Tuesday, July 23, 2024

Transgender Day of Remembrance 


By Kelly Metzgar

Transgender Day of Remembrance, which occurs annually on Nov. 20, is a day to memorialize people killed as the result of transphobia (hatred or fear of transgender and gender non-conforming/non-binary people). We also remember those who died because of suicide. 

This day serves to bring attention to the continued violence and non-acceptance endured by the transgender community which we see at an alarming new rate across this country.

Transgender Day of Remembrance is observed in cities across the U.S. and in more than 20 countries around the world. In the last 12 months in the United States alone, 44 people were brutally murdered just for identifying and presenting as transgender or gender non-binary/non-conforming. A majority of those murdered are transgender women of color. It is time to stop this violence, hate and senseless death! It is time to celebrate the wide range of gender diversity many Americans and especially many New Yorkers share.

We often confuse a person’s sex with their gender. A person’s sex is determined by their presumptive physical anatomy at birth. Gender is in our minds – how we see and think of ourselves, who we know ourselves to be, how we express ourselves daily to people around us.

Transgender, the “T” component of LGBTQIA+, refers to how we identify, express ourselves and desire to be accepted daily. 

Many people in society today view LGBTQIA+ as a “choice.” I can assure you this is not a “choice” to be forced to hide ourselves from those we love, live or work with for fear of rejection, harassment, loss of employment, loss of access to medical, dental or behavioral health care services, denial of social services, public accommodations, housing, physical or verbal assaults or the very real possibility of being murdered. 

We must put an end to the misinformation legislators are fed by those who seek to erase us from society. Put an end to fascist and authoritarian politicians attempting to play god by insisting they know more and are better advised than medical and behavioral health professionals as they attempt and often succeed in regulating and restricting access to vital medical and mental health care, especially for our youth. We must put an end to the interference governmental officials seek to impose on our children and youth while in public school.

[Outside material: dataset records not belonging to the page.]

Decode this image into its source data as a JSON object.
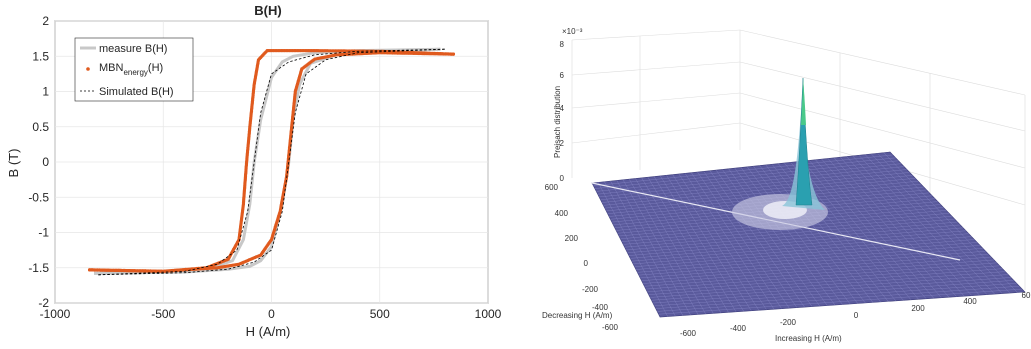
{
  "chart_data": [
    {
      "type": "line",
      "title": "B(H)",
      "xlabel": "H (A/m)",
      "ylabel": "B (T)",
      "xlim": [
        -1000,
        1000
      ],
      "ylim": [
        -2,
        2
      ],
      "x_ticks": [
        "-1000",
        "-500",
        "0",
        "500",
        "1000"
      ],
      "y_ticks": [
        "2",
        "1.5",
        "1",
        "0.5",
        "0",
        "-0.5",
        "-1",
        "-1.5",
        "-2"
      ],
      "grid": true,
      "legend_position": "top-left",
      "series": [
        {
          "name": "measure B(H)",
          "color": "#c8c8c8",
          "style": "solid",
          "branch_up": [
            [
              -820,
              -1.58
            ],
            [
              -400,
              -1.56
            ],
            [
              -200,
              -1.52
            ],
            [
              -100,
              -1.48
            ],
            [
              -50,
              -1.4
            ],
            [
              0,
              -1.2
            ],
            [
              50,
              -0.6
            ],
            [
              80,
              0
            ],
            [
              100,
              0.6
            ],
            [
              130,
              1.1
            ],
            [
              180,
              1.4
            ],
            [
              300,
              1.52
            ],
            [
              500,
              1.57
            ],
            [
              780,
              1.6
            ]
          ],
          "branch_down": [
            [
              780,
              1.6
            ],
            [
              400,
              1.58
            ],
            [
              200,
              1.55
            ],
            [
              100,
              1.5
            ],
            [
              50,
              1.42
            ],
            [
              0,
              1.2
            ],
            [
              -50,
              0.6
            ],
            [
              -80,
              0
            ],
            [
              -100,
              -0.6
            ],
            [
              -130,
              -1.1
            ],
            [
              -180,
              -1.4
            ],
            [
              -300,
              -1.52
            ],
            [
              -500,
              -1.56
            ],
            [
              -820,
              -1.58
            ]
          ]
        },
        {
          "name": "MBN_energy(H)",
          "color": "#e05a1e",
          "style": "dots",
          "branch_up": [
            [
              -840,
              -1.53
            ],
            [
              -500,
              -1.55
            ],
            [
              -250,
              -1.5
            ],
            [
              -150,
              -1.45
            ],
            [
              -50,
              -1.32
            ],
            [
              0,
              -1.1
            ],
            [
              40,
              -0.7
            ],
            [
              70,
              -0.2
            ],
            [
              90,
              0.4
            ],
            [
              110,
              1.0
            ],
            [
              140,
              1.32
            ],
            [
              200,
              1.46
            ],
            [
              300,
              1.52
            ],
            [
              500,
              1.55
            ],
            [
              840,
              1.53
            ]
          ],
          "branch_down": [
            [
              840,
              1.53
            ],
            [
              500,
              1.57
            ],
            [
              200,
              1.58
            ],
            [
              -20,
              1.58
            ],
            [
              -60,
              1.45
            ],
            [
              -80,
              1.1
            ],
            [
              -100,
              0.5
            ],
            [
              -115,
              0
            ],
            [
              -130,
              -0.6
            ],
            [
              -150,
              -1.1
            ],
            [
              -200,
              -1.38
            ],
            [
              -300,
              -1.5
            ],
            [
              -500,
              -1.55
            ],
            [
              -840,
              -1.53
            ]
          ]
        },
        {
          "name": "Simulated B(H)",
          "color": "#000000",
          "style": "dashed",
          "branch_up": [
            [
              -800,
              -1.6
            ],
            [
              -400,
              -1.57
            ],
            [
              -200,
              -1.52
            ],
            [
              -80,
              -1.42
            ],
            [
              0,
              -1.25
            ],
            [
              50,
              -0.7
            ],
            [
              80,
              0
            ],
            [
              110,
              0.7
            ],
            [
              160,
              1.25
            ],
            [
              250,
              1.45
            ],
            [
              400,
              1.55
            ],
            [
              800,
              1.6
            ]
          ],
          "branch_down": [
            [
              800,
              1.6
            ],
            [
              400,
              1.57
            ],
            [
              200,
              1.52
            ],
            [
              80,
              1.42
            ],
            [
              0,
              1.25
            ],
            [
              -50,
              0.7
            ],
            [
              -80,
              0
            ],
            [
              -110,
              -0.7
            ],
            [
              -160,
              -1.25
            ],
            [
              -250,
              -1.45
            ],
            [
              -400,
              -1.55
            ],
            [
              -800,
              -1.6
            ]
          ]
        }
      ],
      "legend": {
        "measure": "measure B(H)",
        "mbn_base": "MBN",
        "mbn_sub": "energy",
        "mbn_suffix": "(H)",
        "simulated": "Simulated B(H)"
      }
    },
    {
      "type": "surface3d",
      "zlabel": "Preisach distribution",
      "xlabel": "Increasing H (A/m)",
      "ylabel": "Decreasing H (A/m)",
      "z_exponent": "×10⁻³",
      "z_ticks": [
        "0",
        "2",
        "4",
        "6",
        "8"
      ],
      "x_ticks": [
        "-600",
        "-400",
        "-200",
        "0",
        "200",
        "400",
        "60"
      ],
      "y_ticks": [
        "600",
        "400",
        "200",
        "0",
        "-200",
        "-400",
        "-600"
      ],
      "zlim": [
        0,
        0.008
      ],
      "surface_color": "#5a5a9c",
      "peak_color": "#2aa0b0",
      "grid": true
    }
  ]
}
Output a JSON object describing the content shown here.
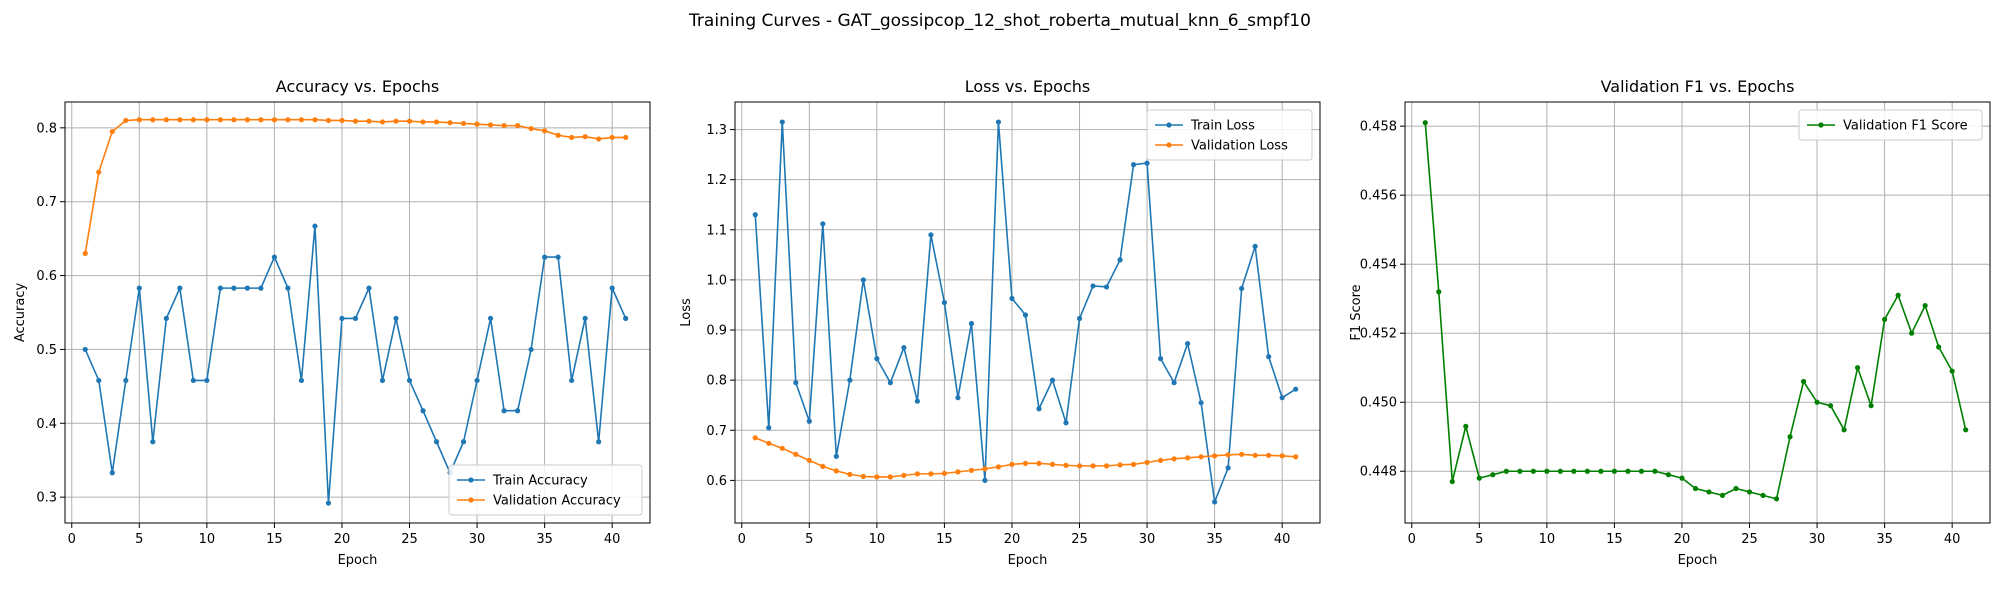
{
  "figure": {
    "suptitle": "Training Curves - GAT_gossipcop_12_shot_roberta_mutual_knn_6_smpf10"
  },
  "chart_data": [
    {
      "type": "line",
      "title": "Accuracy vs. Epochs",
      "xlabel": "Epoch",
      "ylabel": "Accuracy",
      "xlim": [
        -0.5,
        42.8
      ],
      "ylim": [
        0.265,
        0.835
      ],
      "xticks": [
        0,
        5,
        10,
        15,
        20,
        25,
        30,
        35,
        40
      ],
      "yticks": [
        0.3,
        0.4,
        0.5,
        0.6,
        0.7,
        0.8
      ],
      "ytick_labels": [
        "0.3",
        "0.4",
        "0.5",
        "0.6",
        "0.7",
        "0.8"
      ],
      "grid": true,
      "legend_position": "lower-right",
      "x": [
        1,
        2,
        3,
        4,
        5,
        6,
        7,
        8,
        9,
        10,
        11,
        12,
        13,
        14,
        15,
        16,
        17,
        18,
        19,
        20,
        21,
        22,
        23,
        24,
        25,
        26,
        27,
        28,
        29,
        30,
        31,
        32,
        33,
        34,
        35,
        36,
        37,
        38,
        39,
        40,
        41
      ],
      "series": [
        {
          "name": "Train Accuracy",
          "color": "#1f77b4",
          "values": [
            0.5,
            0.458,
            0.333,
            0.458,
            0.583,
            0.375,
            0.542,
            0.583,
            0.458,
            0.458,
            0.583,
            0.583,
            0.583,
            0.583,
            0.625,
            0.583,
            0.458,
            0.667,
            0.292,
            0.542,
            0.542,
            0.583,
            0.458,
            0.542,
            0.458,
            0.417,
            0.375,
            0.333,
            0.375,
            0.458,
            0.542,
            0.417,
            0.417,
            0.5,
            0.625,
            0.625,
            0.458,
            0.542,
            0.375,
            0.583,
            0.542
          ]
        },
        {
          "name": "Validation Accuracy",
          "color": "#ff7f0e",
          "values": [
            0.63,
            0.74,
            0.795,
            0.81,
            0.811,
            0.811,
            0.811,
            0.811,
            0.811,
            0.811,
            0.811,
            0.811,
            0.811,
            0.811,
            0.811,
            0.811,
            0.811,
            0.811,
            0.81,
            0.81,
            0.809,
            0.809,
            0.808,
            0.809,
            0.809,
            0.808,
            0.808,
            0.807,
            0.806,
            0.805,
            0.804,
            0.803,
            0.803,
            0.799,
            0.796,
            0.79,
            0.787,
            0.788,
            0.785,
            0.787,
            0.787
          ]
        }
      ]
    },
    {
      "type": "line",
      "title": "Loss vs. Epochs",
      "xlabel": "Epoch",
      "ylabel": "Loss",
      "xlim": [
        -0.5,
        42.8
      ],
      "ylim": [
        0.515,
        1.355
      ],
      "xticks": [
        0,
        5,
        10,
        15,
        20,
        25,
        30,
        35,
        40
      ],
      "yticks": [
        0.6,
        0.7,
        0.8,
        0.9,
        1.0,
        1.1,
        1.2,
        1.3
      ],
      "ytick_labels": [
        "0.6",
        "0.7",
        "0.8",
        "0.9",
        "1.0",
        "1.1",
        "1.2",
        "1.3"
      ],
      "grid": true,
      "legend_position": "upper-right",
      "x": [
        1,
        2,
        3,
        4,
        5,
        6,
        7,
        8,
        9,
        10,
        11,
        12,
        13,
        14,
        15,
        16,
        17,
        18,
        19,
        20,
        21,
        22,
        23,
        24,
        25,
        26,
        27,
        28,
        29,
        30,
        31,
        32,
        33,
        34,
        35,
        36,
        37,
        38,
        39,
        40,
        41
      ],
      "series": [
        {
          "name": "Train Loss",
          "color": "#1f77b4",
          "values": [
            1.13,
            0.705,
            1.315,
            0.795,
            0.718,
            1.112,
            0.648,
            0.8,
            1.0,
            0.843,
            0.795,
            0.865,
            0.758,
            1.09,
            0.955,
            0.765,
            0.913,
            0.6,
            1.315,
            0.963,
            0.93,
            0.743,
            0.8,
            0.715,
            0.923,
            0.988,
            0.986,
            1.04,
            1.23,
            1.233,
            0.843,
            0.795,
            0.873,
            0.755,
            0.557,
            0.625,
            0.983,
            1.067,
            0.847,
            0.765,
            0.782
          ]
        },
        {
          "name": "Validation Loss",
          "color": "#ff7f0e",
          "values": [
            0.685,
            0.674,
            0.664,
            0.652,
            0.64,
            0.628,
            0.619,
            0.612,
            0.608,
            0.607,
            0.607,
            0.61,
            0.613,
            0.613,
            0.614,
            0.617,
            0.62,
            0.623,
            0.627,
            0.632,
            0.634,
            0.634,
            0.632,
            0.63,
            0.629,
            0.629,
            0.629,
            0.631,
            0.632,
            0.636,
            0.64,
            0.643,
            0.645,
            0.647,
            0.649,
            0.651,
            0.652,
            0.65,
            0.65,
            0.649,
            0.647
          ]
        }
      ]
    },
    {
      "type": "line",
      "title": "Validation F1 vs. Epochs",
      "xlabel": "Epoch",
      "ylabel": "F1 Score",
      "xlim": [
        -0.5,
        42.8
      ],
      "ylim": [
        0.4465,
        0.4587
      ],
      "xticks": [
        0,
        5,
        10,
        15,
        20,
        25,
        30,
        35,
        40
      ],
      "yticks": [
        0.448,
        0.45,
        0.452,
        0.454,
        0.456,
        0.458
      ],
      "ytick_labels": [
        "0.448",
        "0.450",
        "0.452",
        "0.454",
        "0.456",
        "0.458"
      ],
      "grid": true,
      "legend_position": "upper-right",
      "x": [
        1,
        2,
        3,
        4,
        5,
        6,
        7,
        8,
        9,
        10,
        11,
        12,
        13,
        14,
        15,
        16,
        17,
        18,
        19,
        20,
        21,
        22,
        23,
        24,
        25,
        26,
        27,
        28,
        29,
        30,
        31,
        32,
        33,
        34,
        35,
        36,
        37,
        38,
        39,
        40,
        41
      ],
      "series": [
        {
          "name": "Validation F1 Score",
          "color": "#008000",
          "values": [
            0.4581,
            0.4532,
            0.4477,
            0.4493,
            0.4478,
            0.4479,
            0.448,
            0.448,
            0.448,
            0.448,
            0.448,
            0.448,
            0.448,
            0.448,
            0.448,
            0.448,
            0.448,
            0.448,
            0.4479,
            0.4478,
            0.4475,
            0.4474,
            0.4473,
            0.4475,
            0.4474,
            0.4473,
            0.4472,
            0.449,
            0.4506,
            0.45,
            0.4499,
            0.4492,
            0.451,
            0.4499,
            0.4524,
            0.4531,
            0.452,
            0.4528,
            0.4516,
            0.4509,
            0.4492
          ]
        }
      ]
    }
  ]
}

Being LGBTQIA+ is not a “choice” we make. This is who we are! How we were created prior to birth. We are not looking to be changed, fixed or forced into a lifestyle deemed socially acceptable by others.

Daniela Raymond

In recent years, we witness the rise in ultra-conservativism, ultra-religious liberty rights, the MAGA movement and other anti-LGBTQIA+/anti-transgender legislation enacted across the nation aimed an innocent transgender children and parents. It is increasingly not safe for our children to attend public schools, participate in sports or any other event designed to make their live as normal as possible given their transgender/gender non-binary identity. Thankfully, parents of these students are standing up to defend their children and demanding their children be treated with equal dignity, respect and consideration as any other student in school.

Non-discrimination laws enacted in recent years are constantly being challenged in many states based on “religious liberty” or “religious beliefs” of legislators,  which once again seeks to deny basic human rights to LGBTQIA+ and especially transgender/gender non-binary people of all ages, races, ethnicities and social backgrounds.

Contrary to Colorado Congresswoman Lauren Bobert’s assertion, it is not up to religion to dictate or direct governmental laws and policies. There is “supposed to be” a definite and defined separation of church and state. The United States was not built as a theocracy but as a representative democracy where no religious beliefs dominate others.

The transgender community is continuing to make ourselves known and visible in everyday life. If we are to live in a modern, progressive society, we must welcome and accept all people regardless of sex, race, ethnicity, disability, sexual orientation, gender identity and expression along with all the other protected groups of people who reside in this state.

When will we finally learn to “do unto others, as we want ourselves to be treated” “respect the inherent dignity and worth of every person” and to finally “love our neighbors as ourselves”? Time to practice what many say they profess!

Transgender Day of Remembrance commemoration service will be held virtually by Zoom on Sunday, Nov. 19, from 2 to 4 p.m.